New English Student Association Website & Blog

      The academic career of an English student is often a solitary one. For many of our classes, we simply attend lectures, write our papers, and write the final exam. For my personal project, I took the liberty of creating a new website for the 2010-2011 English Student Association with the hopes of connecting all students in the English department. This idea is one that the last group of executives had been toying around with in the past academic year. Our vision was that the website would have different sections for all students to post whatever they want, whether it is a paper that someone wrote and is very proud of, a tidbit of creative writing, or just random thoughts. I thought I would actualize this vision because it has a lot to do with our group project on graffiti. Graffiti artists some times create graffiti art for social reasons such as communicating a social, political, or religious message and my website hopefully allows students to do the same. Graffiti also acts as a bulletin board within gangs; similary, the English Student Association will serve as a bulletin board to inform all English students of the happenings within the association and what other students are doing.
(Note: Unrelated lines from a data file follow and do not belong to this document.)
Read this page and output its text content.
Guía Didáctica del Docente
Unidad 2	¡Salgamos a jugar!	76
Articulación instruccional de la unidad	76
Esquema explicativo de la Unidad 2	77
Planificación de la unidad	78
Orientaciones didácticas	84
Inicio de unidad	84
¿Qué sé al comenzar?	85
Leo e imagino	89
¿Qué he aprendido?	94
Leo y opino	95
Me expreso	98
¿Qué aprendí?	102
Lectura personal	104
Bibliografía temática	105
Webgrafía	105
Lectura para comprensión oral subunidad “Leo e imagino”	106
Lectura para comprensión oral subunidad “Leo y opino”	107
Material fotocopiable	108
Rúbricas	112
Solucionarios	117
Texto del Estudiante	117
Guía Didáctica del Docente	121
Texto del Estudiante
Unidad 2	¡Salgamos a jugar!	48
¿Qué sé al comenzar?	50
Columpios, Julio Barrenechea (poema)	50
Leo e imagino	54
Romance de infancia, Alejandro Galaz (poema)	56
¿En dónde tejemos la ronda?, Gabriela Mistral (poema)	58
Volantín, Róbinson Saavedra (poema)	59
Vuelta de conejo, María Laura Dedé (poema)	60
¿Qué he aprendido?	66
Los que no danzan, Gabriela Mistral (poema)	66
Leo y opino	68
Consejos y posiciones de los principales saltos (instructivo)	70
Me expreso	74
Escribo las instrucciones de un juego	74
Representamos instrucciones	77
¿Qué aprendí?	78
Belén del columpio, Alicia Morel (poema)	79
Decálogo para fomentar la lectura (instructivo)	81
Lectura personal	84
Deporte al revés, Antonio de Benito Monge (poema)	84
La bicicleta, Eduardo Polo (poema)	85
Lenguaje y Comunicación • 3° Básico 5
I was inspired by an episode of my younger cousin's favourite Disney Channel show, The Wizards of Waverly Place. Graffiti artists are often relegated to underground areas due to the illegality of graffiti. I want to create a virtual public space where English students can feel free to post whatever they want, so I am essentially establishing a space where there is potential for students to create digital graffiti in the form of user generated content. The website can also be considered as a part of a subculture because the English Student Association is a small subculture among all the other departments at UBC.

Relations to Chapter 17:
- Explores private versus public space in the digital realm. By creating a website, I hope to create a "public" digital space where students can keep up to date with the activities of the association, and a "private" digital space where students who become weebly members can post whatever they want in the forum section.
- Issues of collaborative authorship: all students are free to read each other's posts and comment, or post their own thoughts.
- Users can post and comment but only under the already created categories, and the executive in charge of managing the website and blog has the ultimate power to veto inappropriate posts. This has to do with genealistic authorship.